I WAS drinking a cup of tea when I came under attack. I had just booted up the computer in our office last Thursday and was idly wondering which of the day's tasks to tackle first when it became clear that I was the target of a sustained assault.

The thing about your average attacker is you can see them; they may be wearing a balaclava, perhaps wielding a baseball bat, and probably uttering unpleasant grunting sounds.

However, the computer virus attacker moves silently; you never see him (they are usually men, although Internet security experts say some of the best creators are women) but from their dark little back rooms they are capable of launching an onslaught of epic proportions.

Like most computer users, I was aware that something was going to happen because security companies had been e-mailing warnings for days.

Sometimes the industry is accused of crying wolf but often it is right and the first warnings a week or so ago referred to an electronic "worm" programmed to attack computers with inadequate software protection.

By Monday last week, computers with some Microsoft software packages had already been hit and industry experts were describing it as one of the most serious incidents they had ever dealt with.

W32.Blaster - also known as W32.Lovsan - is spread from computer to computer via e-mail, seeking out those without a security 'firewall', the software which prevents nasties getting into computers.Thanks to the computer industry's vigilance, the worst excesses of Blaster were avoided.

But our business was not attacked by Blaster. No, just as everyone was relaxing, came the type of onslaught the likes of which I had never seen before, from a virus known as Sobig F.

By Friday morning, the industry was claiming this virus to be the worst ever. Welcome to the week's second Doomsday.

Like Blaster, Sobig F infects a machine then e-mails the virus to everyone in the online address book. It is the most common ploy among those who inhabit the shadowy world of the virus writer. After all, you are less likely to suspect an e-mail from someone you know. Indeed, during last week's Sobig F attack we received a e-mail from a hotel which we used on a business trip, warning that they had been infected and had inadvertently sent out virus-laden messages to clients. Not good for their image.

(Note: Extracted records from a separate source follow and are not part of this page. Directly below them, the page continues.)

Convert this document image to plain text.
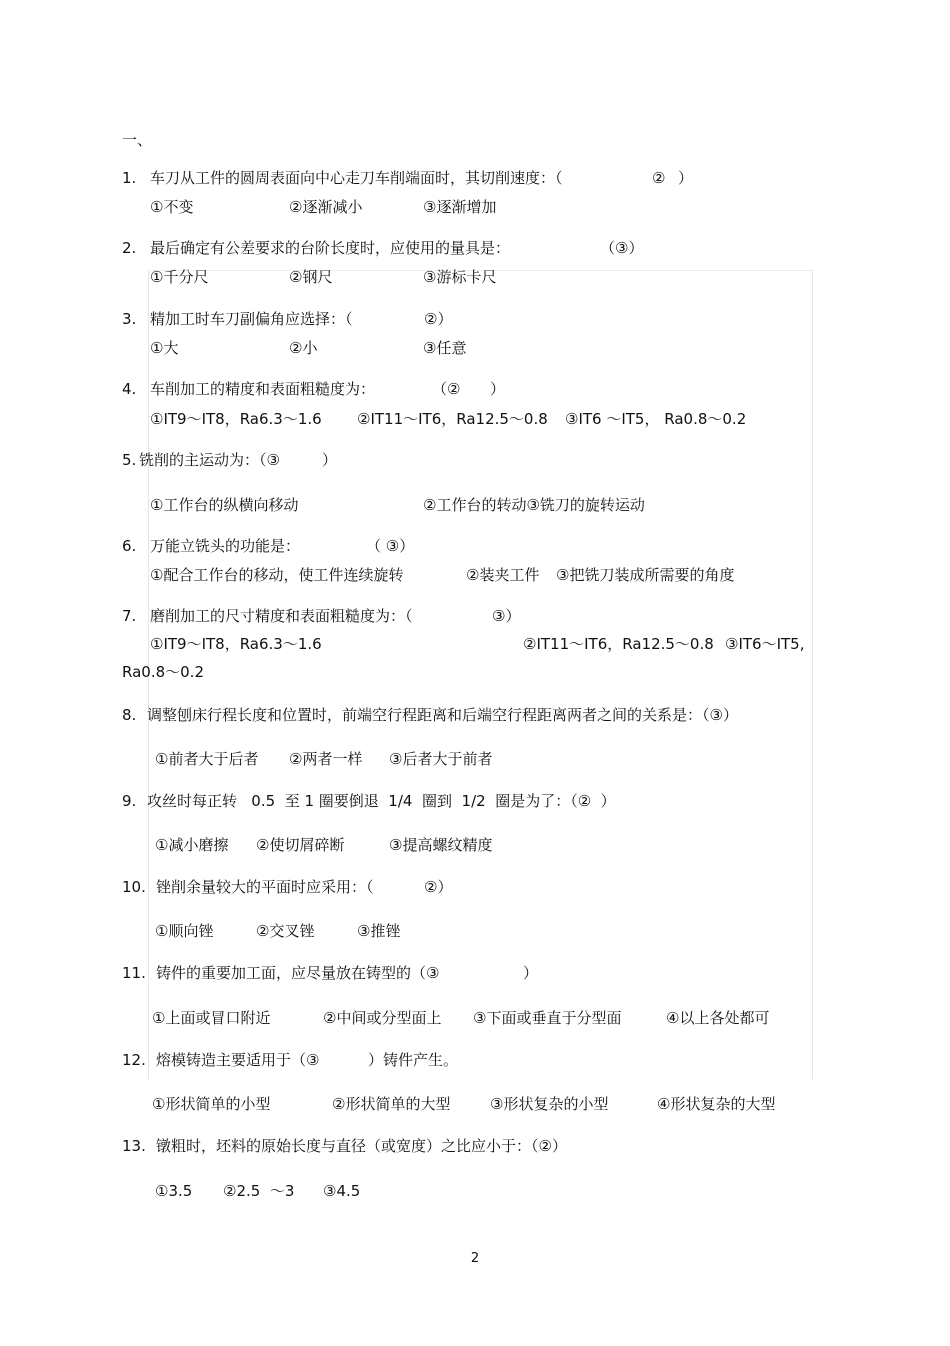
一、
1. 车刀从工件的圆周表面向中心走刀车削端面时，其切削速度：（	② ）
①不变	②逐渐减小	③逐渐增加
2. 最后确定有公差要求的台阶长度时，应使用的量具是：	（③）
①千分尺	②钢尺	③游标卡尺
3. 精加工时车刀副偏角应选择：（	②）
①大	②小	③任意
4. 车削加工的精度和表面粗糙度为：	（② ）
①IT9～IT8，Ra6.3～1.6 ②IT11～IT6，Ra12.5～0.8 ③IT6 ～IT5， Ra0.8～0.2
5. 铣削的主运动为：（③	）
①工作台的纵横向移动	②工作台的转动③铣刀的旋转运动
6. 万能立铣头的功能是：	（ ③）
①配合工作台的移动，使工件连续旋转	②装夹工件 ③把铣刀装成所需要的角度
7. 磨削加工的尺寸精度和表面粗糙度为：（	③）
①IT9～IT8，Ra6.3～1.6	②IT11～IT6，Ra12.5～0.8 ③IT6～IT5,
Ra0.8～0.2
8. 调整刨床行程长度和位置时，前端空行程距离和后端空行程距离两者之间的关系是：（③）
①前者大于后者 ②两者一样 ③后者大于前者
9. 攻丝时每正转   0.5  至 1 圈要倒退  1/4  圈到  1/2  圈是为了：（②  ）
①减小磨擦 ②使切屑碎断	③提高螺纹精度
10. 锉削余量较大的平面时应采用：（	②）
①顺向锉	②交叉锉	③推锉
11. 铸件的重要加工面，应尽量放在铸型的（③	）
①上面或冒口附近	②中间或分型面上 ③下面或垂直于分型面	④以上各处都可
12. 熔模铸造主要适用于（③	）铸件产生。
①形状简单的小型	②形状简单的大型	③形状复杂的小型	④形状复杂的大型
13. 镦粗时，坯料的原始长度与直径（或宽度）之比应小于：（②）
①3.5 ②2.5  ～3 ③4.5
2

Between Wednesday night and lunchtime on Thursday last week , our security software identified wave after wave of attempts to infect us with Sobig F. Forty in all. Normally we only get one or two a week. Sobig F, which also caused problems two months ago, is a cunning little number which fakes an e-mail address to hide its origins and regularly changes its form and the messages it creates to make it harder to spot. The virus-laden e-mails aimed at us bore messages such as 'approved', and 'wicked screensaver', and others have said 'thank you' and 'that movie.' The idea, as with all viruses, is to trick the unwary into opening the attachment.

Remember the I Love You virus of a year or two ago? Its creator played on vanity, bargaining that there were enough people daft enough to want to find out about a hidden admirer. Open the attachment and that was it.

Our business survived Sobig F because we have two security systems in place: the system used by our Internet provider and additional software which we bought from one of the big security companies. As I write - and I am touching every bit of wood I can find - our security has held against Sobig F.

But I already know exactly what a virus can do because last year, one got through and threatened our business.

I had just updated our software. Trouble was, I made a mistake and accidentally lowered our defences for a short time without realising it. There is nothing a virus likes more than a fool and the attack came in the form of sircam, a notorious virus carried on an attachment.

The moment I realised we had been infected, I used a seek-and-destroy software programme to get rid of the virus but many of our operating systems were affected. Thankfully, my brother, who works in the computer industry, was able to rebuild my programmes without loss of data.

It could have gone the other way and four years worth of work could have been lost. Yes, it was backed up on discs but transferring it back to the machine can take a long time. And there was no guarantee that the machine itself would work properly again, so serious was the damage. We were fortunate, within three or four days of infection we were back working, desperately chasing deadlines but back working.

It was a salutary lesson and now I am a religious adherent to security, updating my software every few days just as I lock the back door of my house at night. It is a good analogy to use.

Last week, faced with the Sobig F onslaught, the software did its job but plenty of computer users, domestic and business, will have discovered the full price of that false economy when they decided not to buy in protection.

And a final chilling thought: most virus writers are young people who do it to show how clever they are and have only the loosest of liaisons with each other.

However, many Internet security experts fear something more sinister, that the next big terrorist attack will not be a hijacked airliner slamming into a tower block, rather a virus which wheedles its way into nuclear power stations, military installations or air traffic control systems.

Fact or fiction? The day we find out will be a black one indeed.